Country diary: what a joy to welcome the much-maligned magpie

A magpie on a patch of grass
Magpies spend much of their time on the ground, feeding on soil invertebrates, but take eggs during the breeding season Photograph: Phil Gates

The discordant cackling of magpies has joined the dawn chorus. A pair – “two for joy”, according to the children’s rhyme – has laid claim to an old nest in a tree in a neighbour’s garden. Magpies originally built it in the hawthorn outside our bedroom window, many years ago. They arrived carrying large twigs gripped at their mid-point, balanced for flight, then found they couldn’t force them through the tangle of branches. But the magpie (Pica pica) is a problem solver and these birds quickly discovered that by shifting their grip to the end they could easily drag their burden into the heart of the tree.

All to no avail, though. Builders arrived to work on our house. The birds took umbrage and decamped to our neighbour’s hawthorn, dismantling their handiwork and laboriously ferrying their construction materials to the new location.

A pair of magpies in a tree
A pair of magpies guard their nest site.

The current nest has been reused annually, growing as each new pair makes additions. The impressive ball of sticks is now a fortress. This morning, while the cock magpie stood guard on the highest branch, long tail raised, the hen evicted an angry grey squirrel that sat chattering and shaking its tail in fury.

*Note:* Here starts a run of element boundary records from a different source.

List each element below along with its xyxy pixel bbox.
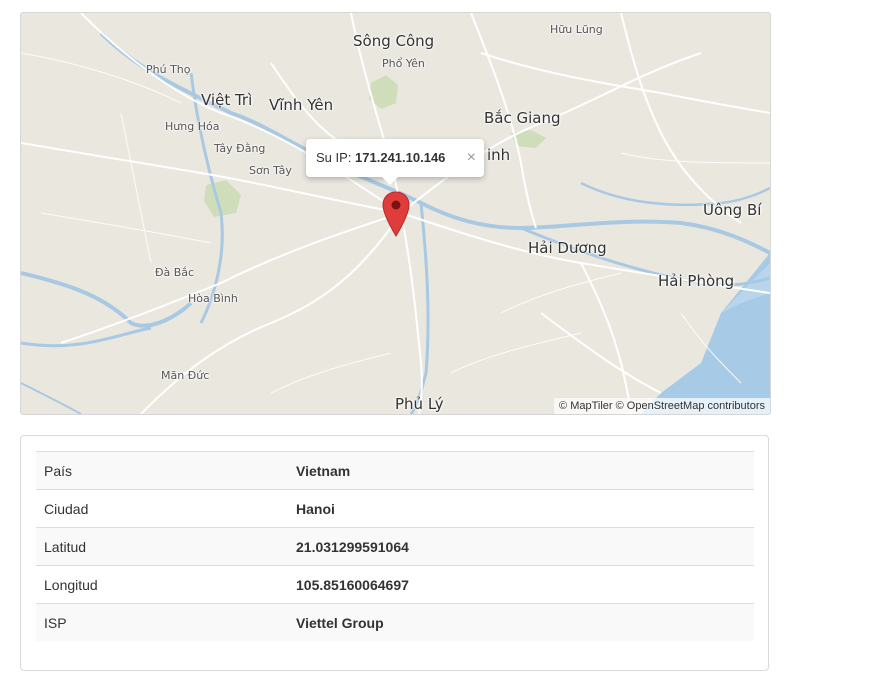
popup-ip: 171.241.10.146 [355,150,446,165]
place-label: Uông Bí [703,201,762,219]
place-label: Hòa Bình [188,292,238,305]
info-table: País Vietnam Ciudad Hanoi Latitud 21.031… [36,451,754,641]
place-label: Sông Công [353,32,435,50]
row-value: Vietnam [288,451,754,490]
info-panel: País Vietnam Ciudad Hanoi Latitud 21.031… [20,435,769,671]
table-row: ISP Viettel Group [36,603,754,641]
place-label: Vĩnh Yên [269,96,334,114]
close-icon[interactable]: × [467,139,476,177]
table-row: País Vietnam [36,451,754,490]
table-row: Ciudad Hanoi [36,489,754,528]
place-label: Đà Bắc [155,266,195,279]
map-attribution[interactable]: © MapTiler © OpenStreetMap contributors [554,398,770,414]
row-label: ISP [36,603,288,641]
row-label: Longitud [36,565,288,604]
place-label: Việt Trì [201,91,253,109]
row-label: Ciudad [36,489,288,528]
table-row: Longitud 105.85160064697 [36,565,754,604]
place-label: Hưng Hóa [165,120,220,133]
row-value: 105.85160064697 [288,565,754,604]
table-row: Latitud 21.031299591064 [36,527,754,566]
row-label: País [36,451,288,490]
place-label: Phú Thọ [146,63,191,76]
place-label: Hải Phòng [658,272,735,290]
ip-popup: Su IP: 171.241.10.146 × [306,139,484,185]
place-label: Hải Dương [528,239,607,257]
place-label: Sơn Tây [249,164,292,177]
map-pin-icon[interactable] [382,191,410,237]
place-label: inh [487,146,511,164]
row-value: 21.031299591064 [288,527,754,566]
place-label: Phủ Lý [395,395,444,413]
place-label: Mãn Đức [161,369,210,382]
place-label: Phổ Yên [382,57,425,70]
row-value: Hanoi [288,489,754,528]
place-label: Tây Đằng [214,142,266,155]
place-label: Hữu Lũng [550,23,603,36]
popup-prefix: Su IP: [316,150,352,165]
row-label: Latitud [36,527,288,566]
popup-tip [382,177,398,185]
place-label: Bắc Giang [484,109,561,127]
map-view[interactable]: Sông Công Việt Trì Vĩnh Yên Bắc Giang Uô… [20,12,771,415]
row-value: Viettel Group [288,603,754,641]
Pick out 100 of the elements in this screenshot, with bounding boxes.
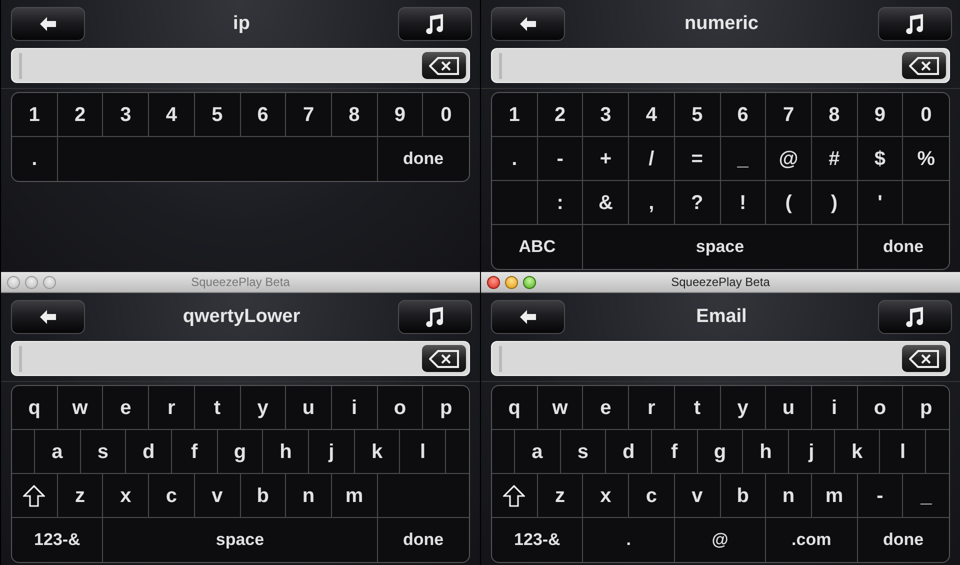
key-button[interactable]: ' (858, 181, 904, 224)
key-button[interactable]: h (263, 430, 310, 473)
key-button[interactable]: e (583, 386, 630, 429)
key-button[interactable]: i (812, 386, 858, 429)
key-button[interactable]: 3 (103, 93, 150, 136)
key-button[interactable]: done (378, 518, 469, 562)
key-button[interactable]: n (766, 474, 812, 517)
key-button[interactable]: n (286, 474, 332, 517)
key-button[interactable]: 0 (903, 93, 949, 136)
key-button[interactable]: , (629, 181, 675, 224)
key-button[interactable]: j (309, 430, 355, 473)
delete-button[interactable] (902, 52, 946, 79)
key-button[interactable]: h (743, 430, 790, 473)
space-key[interactable]: space (103, 518, 378, 562)
key-button[interactable]: : (538, 181, 584, 224)
key-button[interactable]: 5 (194, 93, 240, 136)
key-button[interactable]: .com (766, 518, 858, 562)
key-button[interactable]: w (58, 386, 104, 429)
key-button[interactable]: j (789, 430, 835, 473)
minimize-button[interactable] (505, 276, 518, 288)
back-button[interactable] (11, 7, 85, 41)
space-key[interactable]: space (583, 225, 858, 269)
key-button[interactable]: d (606, 430, 652, 473)
key-button[interactable]: m (812, 474, 858, 517)
key-button[interactable]: m (332, 474, 378, 517)
key-button[interactable]: a (514, 430, 561, 473)
key-button[interactable]: s (560, 430, 606, 473)
key-button[interactable]: 5 (674, 93, 720, 136)
key-button[interactable]: 123-& (492, 518, 584, 562)
key-button[interactable]: 6 (240, 93, 286, 136)
key-button[interactable]: i (332, 386, 378, 429)
key-button[interactable]: y (240, 386, 286, 429)
key-button[interactable]: @ (766, 137, 812, 180)
key-button[interactable]: $ (858, 137, 904, 180)
key-button[interactable]: u (766, 386, 812, 429)
key-button[interactable]: k (834, 430, 880, 473)
key-button[interactable]: done (858, 225, 949, 269)
key-button[interactable]: 2 (58, 93, 104, 136)
key-button[interactable]: r (149, 386, 195, 429)
key-button[interactable]: x (583, 474, 630, 517)
key-button[interactable]: 4 (629, 93, 675, 136)
key-button[interactable]: 123-& (12, 518, 104, 562)
close-button[interactable] (487, 276, 500, 288)
key-button[interactable]: 1 (492, 93, 538, 136)
now-playing-button[interactable] (878, 300, 952, 334)
delete-button[interactable] (902, 345, 946, 372)
key-button[interactable]: _ (903, 474, 949, 517)
key-button[interactable]: - (858, 474, 904, 517)
back-button[interactable] (11, 300, 85, 334)
key-button[interactable]: b (240, 474, 286, 517)
back-button[interactable] (491, 300, 565, 334)
key-button[interactable]: % (903, 137, 949, 180)
key-button[interactable]: & (583, 181, 630, 224)
key-button[interactable]: @ (674, 518, 766, 562)
key-button[interactable]: a (34, 430, 81, 473)
text-field[interactable] (491, 48, 950, 83)
key-button[interactable]: done (858, 518, 949, 562)
key-button[interactable]: + (583, 137, 630, 180)
key-button[interactable]: 6 (720, 93, 766, 136)
key-button[interactable]: l (400, 430, 446, 473)
delete-button[interactable] (422, 52, 466, 79)
now-playing-button[interactable] (878, 7, 952, 41)
key-button[interactable]: ABC (492, 225, 584, 269)
zoom-button[interactable] (523, 276, 536, 288)
key-button[interactable]: . (583, 518, 675, 562)
text-field[interactable] (491, 341, 950, 376)
key-button[interactable]: ? (674, 181, 720, 224)
key-button[interactable]: b (720, 474, 766, 517)
key-button[interactable]: g (218, 430, 264, 473)
key-button[interactable]: d (126, 430, 172, 473)
key-button[interactable]: p (903, 386, 949, 429)
key-button[interactable]: 1 (12, 93, 58, 136)
text-field[interactable] (11, 48, 470, 83)
key-button[interactable]: c (149, 474, 195, 517)
key-button[interactable]: u (286, 386, 332, 429)
key-button[interactable]: f (652, 430, 698, 473)
key-button[interactable]: 0 (423, 93, 469, 136)
key-button[interactable]: q (12, 386, 58, 429)
key-button[interactable]: t (194, 386, 240, 429)
key-button[interactable]: s (80, 430, 126, 473)
key-button[interactable]: g (698, 430, 744, 473)
key-button[interactable]: _ (720, 137, 766, 180)
key-button[interactable]: 9 (378, 93, 424, 136)
key-button[interactable]: 4 (149, 93, 195, 136)
key-button[interactable]: 9 (858, 93, 904, 136)
key-button[interactable]: . (12, 137, 58, 181)
key-button[interactable]: z (538, 474, 584, 517)
key-button[interactable]: ! (720, 181, 766, 224)
key-button[interactable]: c (629, 474, 675, 517)
key-button[interactable]: f (172, 430, 218, 473)
key-button[interactable]: e (103, 386, 150, 429)
key-button[interactable]: v (194, 474, 240, 517)
key-button[interactable]: z (58, 474, 104, 517)
key-button[interactable]: ( (766, 181, 812, 224)
key-button[interactable]: r (629, 386, 675, 429)
now-playing-button[interactable] (398, 7, 472, 41)
key-button[interactable]: 7 (286, 93, 332, 136)
key-button[interactable]: = (674, 137, 720, 180)
delete-button[interactable] (422, 345, 466, 372)
key-button[interactable]: 8 (332, 93, 378, 136)
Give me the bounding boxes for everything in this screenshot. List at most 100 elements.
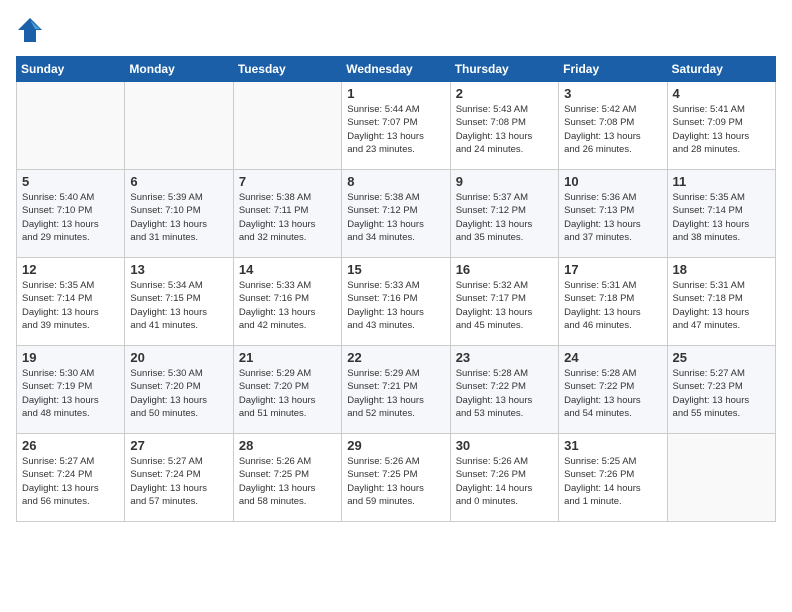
calendar-cell: 12 Sunrise: 5:35 AM Sunset: 7:14 PM Dayli… [17,258,125,346]
day-number: 22 [347,350,444,365]
day-number: 25 [673,350,770,365]
col-header-saturday: Saturday [667,57,775,82]
calendar-cell: 23 Sunrise: 5:28 AM Sunset: 7:22 PM Dayli… [450,346,558,434]
day-number: 8 [347,174,444,189]
col-header-thursday: Thursday [450,57,558,82]
day-number: 14 [239,262,336,277]
calendar-cell: 15 Sunrise: 5:33 AM Sunset: 7:16 PM Dayli… [342,258,450,346]
day-number: 2 [456,86,553,101]
cell-info: Sunrise: 5:32 AM Sunset: 7:17 PM Dayligh… [456,279,553,332]
day-number: 31 [564,438,661,453]
cell-info: Sunrise: 5:26 AM Sunset: 7:25 PM Dayligh… [239,455,336,508]
cell-info: Sunrise: 5:43 AM Sunset: 7:08 PM Dayligh… [456,103,553,156]
day-number: 27 [130,438,227,453]
calendar-cell [233,82,341,170]
cell-info: Sunrise: 5:28 AM Sunset: 7:22 PM Dayligh… [564,367,661,420]
cell-info: Sunrise: 5:42 AM Sunset: 7:08 PM Dayligh… [564,103,661,156]
day-number: 5 [22,174,119,189]
cell-info: Sunrise: 5:26 AM Sunset: 7:25 PM Dayligh… [347,455,444,508]
day-number: 29 [347,438,444,453]
col-header-friday: Friday [559,57,667,82]
cell-info: Sunrise: 5:28 AM Sunset: 7:22 PM Dayligh… [456,367,553,420]
cell-info: Sunrise: 5:36 AM Sunset: 7:13 PM Dayligh… [564,191,661,244]
cell-info: Sunrise: 5:34 AM Sunset: 7:15 PM Dayligh… [130,279,227,332]
day-number: 30 [456,438,553,453]
calendar-cell: 4 Sunrise: 5:41 AM Sunset: 7:09 PM Daylig… [667,82,775,170]
cell-info: Sunrise: 5:27 AM Sunset: 7:24 PM Dayligh… [22,455,119,508]
day-number: 16 [456,262,553,277]
cell-info: Sunrise: 5:33 AM Sunset: 7:16 PM Dayligh… [347,279,444,332]
calendar-cell: 11 Sunrise: 5:35 AM Sunset: 7:14 PM Dayli… [667,170,775,258]
cell-info: Sunrise: 5:35 AM Sunset: 7:14 PM Dayligh… [22,279,119,332]
calendar-cell: 18 Sunrise: 5:31 AM Sunset: 7:18 PM Dayli… [667,258,775,346]
cell-info: Sunrise: 5:37 AM Sunset: 7:12 PM Dayligh… [456,191,553,244]
calendar-cell: 26Sunrise: 5:27 AM Sunset: 7:24 PM Dayli… [17,434,125,522]
day-number: 9 [456,174,553,189]
day-number: 24 [564,350,661,365]
day-number: 3 [564,86,661,101]
calendar-cell: 28 Sunrise: 5:26 AM Sunset: 7:25 PM Dayli… [233,434,341,522]
calendar-table: SundayMondayTuesdayWednesdayThursdayFrid… [16,56,776,522]
cell-info: Sunrise: 5:29 AM Sunset: 7:20 PM Dayligh… [239,367,336,420]
cell-info: Sunrise: 5:40 AM Sunset: 7:10 PM Dayligh… [22,191,119,244]
cell-info: Sunrise: 5:25 AM Sunset: 7:26 PM Dayligh… [564,455,661,508]
calendar-cell: 1Sunrise: 5:44 AM Sunset: 7:07 PM Daylig… [342,82,450,170]
calendar-cell: 31 Sunrise: 5:25 AM Sunset: 7:26 PM Dayli… [559,434,667,522]
calendar-cell: 7 Sunrise: 5:38 AM Sunset: 7:11 PM Daylig… [233,170,341,258]
day-number: 7 [239,174,336,189]
day-number: 23 [456,350,553,365]
cell-info: Sunrise: 5:38 AM Sunset: 7:12 PM Dayligh… [347,191,444,244]
logo-icon [16,16,44,44]
day-number: 21 [239,350,336,365]
day-number: 12 [22,262,119,277]
cell-info: Sunrise: 5:31 AM Sunset: 7:18 PM Dayligh… [564,279,661,332]
cell-info: Sunrise: 5:27 AM Sunset: 7:24 PM Dayligh… [130,455,227,508]
day-number: 18 [673,262,770,277]
calendar-cell: 8 Sunrise: 5:38 AM Sunset: 7:12 PM Daylig… [342,170,450,258]
day-number: 10 [564,174,661,189]
calendar-cell: 27 Sunrise: 5:27 AM Sunset: 7:24 PM Dayli… [125,434,233,522]
calendar-cell: 30 Sunrise: 5:26 AM Sunset: 7:26 PM Dayli… [450,434,558,522]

Despite its handsome pied plumage with rainbow iridescence, some people hate this bird. They dislike its raucous, swaggering demeanour, and those of an Aesop’s Fables mindset, attributing human morality to animal instinctive behaviour, consider them evil because of their habit of taking songbirds’ eggs. Outside the breeding season, magpies’ diet consists of soil animals, carrion and plant material.

“Too many magpies” is a common reaction, but human activity has surely played a part in its increase and predilection for living around human habitation; discarded fast food and traffic roadkill provide easy winter food sources, just as peanuts on the bird table support the blue tit population.

Magpie nest high up in a tree
Magpies build large, roofed nests lined with mud that survive for several years. Photograph: Phil Gates

Wildlife gardens, unnatural, anthropogenic habitats, provide irresistible opportunities for this adaptable bird. Nevertheless, during all the years that magpies have nested here, blue tits, goldfinches, tree sparrows, blackbirds, wrens, song thrushes, hedge sparrows, collared doves, wood pigeons and robins have also managed to raise successful broods, despite losses from these egg predators. Locally, domestic cats pose a greater threat to the songbird population.